И вдруг спросил про Калокира:
– Ты имя его повторяешь порой во сне. И знаешь, я заметил, что, когда он тебе снится, ты красивой становишься, ничего от чудища чешуйчатого нет в тебе.
Малфрида рассердилась.
– Почто спрашиваешь, если сам следил за нами? Да, я была полюбовницей ромея. Но он… Не хочу говорить о Калокире. И не зли меня больше!
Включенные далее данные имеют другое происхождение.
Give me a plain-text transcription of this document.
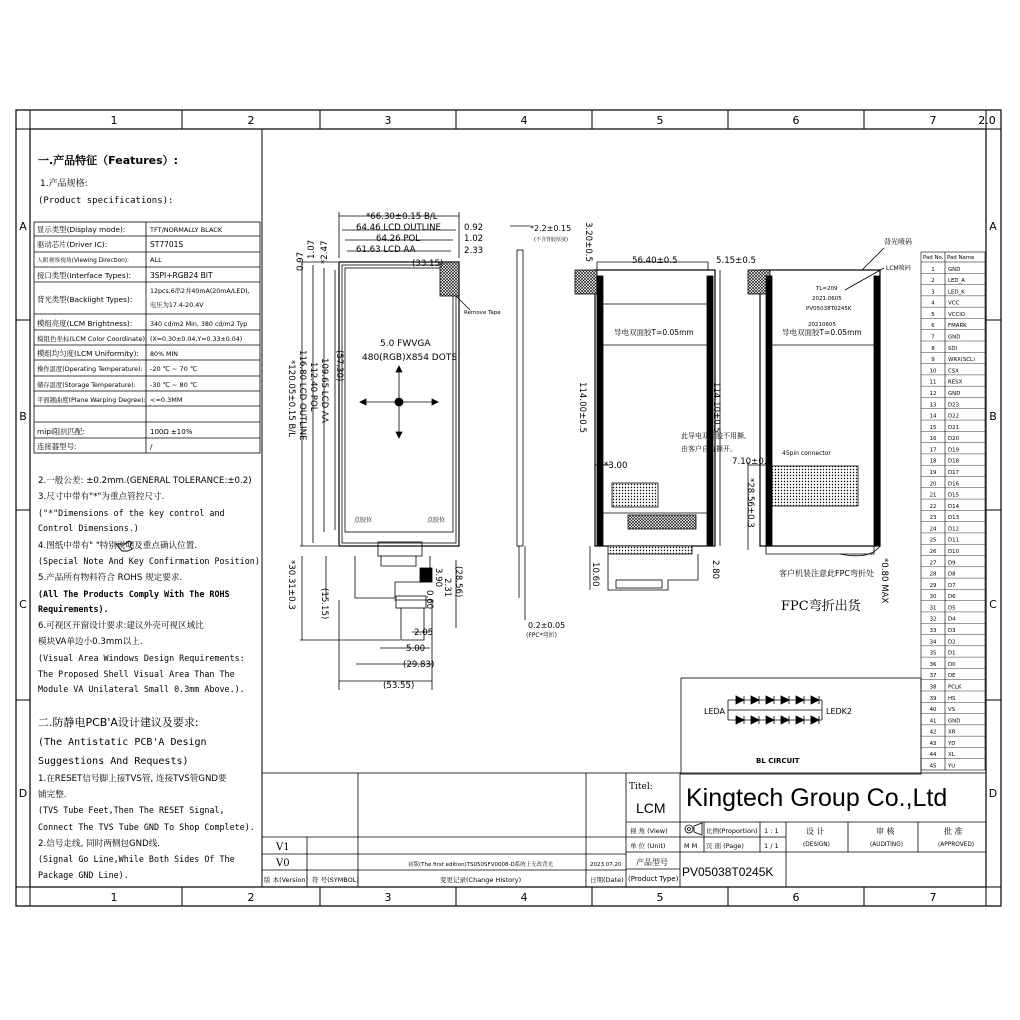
1	2	3	4	5	6	7	2.0
1	2	3	4	5	6	7
A
B
C
D
A
B
C
D
一.产品特征（Features）:
1.产品规格:
(Product specifications):
显示类型(Display mode):	TFT/NORMALLY BLACK
驱动芯片(Driver IC):	ST7701S
人眼观察视角(Viewing Direction):	ALL
接口类型(Interface Types):	3SPI+RGB24 BIT
背光类型(Backlight Types):
12pcs,6串2并40mA(20mA/LED),
电压为17.4-20.4V
模组亮度(LCM Brightness):	340 cd/m2 Min, 380 cd/m2 Typ
模组色坐标(LCM Color Coordinate): (X=0.30±0.04,Y=0.33±0.04)
模组均匀度(LCM Uniformity): 80% MIN
操作温度(Operating Temperature): -20 ℃ ~ 70 ℃
储存温度(Storage Temperature): -30 ℃ ~ 80 ℃
平面翘曲度(Plane Warping Degree): <=0.3MM
mipi阻抗匹配:	100Ω ±10%
连接器型号:	/
2.一般公差: ±0.2mm.(GENERAL TOLERANCE:±0.2)
3.尺寸中带有"*"为重点管控尺寸.
("*"Dimensions of the key control and
Control Dimensions.)
4.图纸中带有" "特别说明及重点确认位置.
(Special Note And Key Confirmation Position)
5.产品所有物料符合 ROHS 规定要求.
(All The Products Comply With The ROHS
Requirements).
6.可视区开窗设计要求:建议外壳可视区域比
模块VA单边小0.3mm以上.
(Visual Area Windows Design Requirements:
The Proposed Shell Visual Area Than The
Module VA Unilateral Small 0.3mm Above.).
二.防静电PCB'A设计建议及要求:
(The Antistatic PCB'A Design
Suggestions And Requests)
1.在RESET信号脚上接TVS管, 连接TVS管GND要
铺完整.
(TVS Tube Feet,Then The RESET Signal,
Connect The TVS Tube GND To Shop Complete).
2.信号走线, 同时两侧包GND线.
(Signal Go Line,While Both Sides Of The
Package GND Line).
*66.30±0.15 B/L
64.46 LCD OUTLINE
64.26 POL
61.63 LCD AA
(33.15)
0.92
1.02
2.33
0.97
1.07 *2.47
(57.30)
109.65 LCD AA
112.40 POL
116.80 LCD OUTLINE
*120.05±0.15 B/L
*30.31±0.3	(15.15)
5.0 FWVGA
480(RGB)X854 DOTS
Remove Tape
点胶位	点胶位
(28.56)
2.31
3.90
0.60
2.05
5.00
(29.83)
(53.55)
*2.2±0.15
(不含背胶厚度)
0.2±0.05
(FPC*弯折)
3.20±0.5	56.40±0.5	5.15±0.5
114.00±0.5
*3.00
10.60	2.80
导电双面胶T=0.05mm
背光喷码
LCM喷码
TL=209
2021.0605
PV05038T0245K
20210605
导电双面胶T=0.05mm
45pin connector
此导电双面胶不用撕,
由客户自行撕开。
客户机装注意此FPC弯折处
FPC弯折出货
114.10±0.5
7.10±0.5
*28.56±0.3
*0.80 MAX
LEDA	LEDK2
BL CIRCUIT
Pad No. Pad Name
1 GND
2 LED_A
3 LED_K
4 VCC
5 VCCIO
6 FMARK
7 GND
8 SDI
9 WRX(SCL)
10 CSX
11 RESX
12 GND
13 D23
14 D22
15 D21
16 D20
17 D19
18 D18
19 D17
20 D16
21 D15
22 D14
23 D13
24 D12
25 D11
26 D10
27 D9
28 D8
29 D7
30 D6
31 D5
32 D4
33 D3
34 D2
35 D1
36 D0
37 DE
38 PCLK
39 HS
40 VS
41 GND
42 XR
43 YD
44 XL
45 YU
Titel:
LCM Kingtech Group Co.,Ltd
视 角 (View)	比例(Proportion) 1 : 1
单 位 (Unit)	M M 页 面 (Page)	1 / 1
设 计
(DESIGN)
审 核
(AUDITING)
批 准
(APPROVED)
产品型号
(Product Type) PV05038T0245K
V1
V0	初版(The first edition)TS050SFV0008-D系统上无改背光	2023.07.20
版 本(Version) 符 号(SYMBOL)	变更记录(Change History)	日期(Date)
Они снова замолчали. Медленно капала вода в чашу водоема, порой приходил Расате, позволял Малфриде отвязаться и обмыться в водах. Косту же не отпускал. Может, побаивался, зная его непокорство, а может, думал, что такому и мыться не надо. Смердело от Косты страшно, но Малфрида уже привыкла к этому. Ханом был. Гм…
Как-то, устав от безмолвия, Малфрида снова окликнула Косту:
– Эй, волхв! Ты вон с печенегами жил, на их пирах сидел, жертвы их богам приносил. И что, сильны их боги?
Коста ответил не сразу.
– Я не верил в их бога неба Те. А не веря в него, перестал верить и в Перуна, и в Велеса, и в Ладу любострастную.
– Как это перестал? Откуда же твое чародейство, если не по их воле! Может, скажешь, что в Иисуса уверовал?
И продолжала с насмешкой в голосе:
– Думаю, в Ладу тебе особо и верить не хотелось. Ты все время под чарами ходил, облик хана Чебуртая носил. И полюбись ты с кем, чары бы вмиг рассеялись. Но вот что мне интересно, – усмехнулась она, – как ты мог жить в стане печенежском и жен не иметь? По их понятиям, только слабый муж живет без жен. А такого они ханом не потерпели бы. Ну, что скажешь? Были у тебя жены?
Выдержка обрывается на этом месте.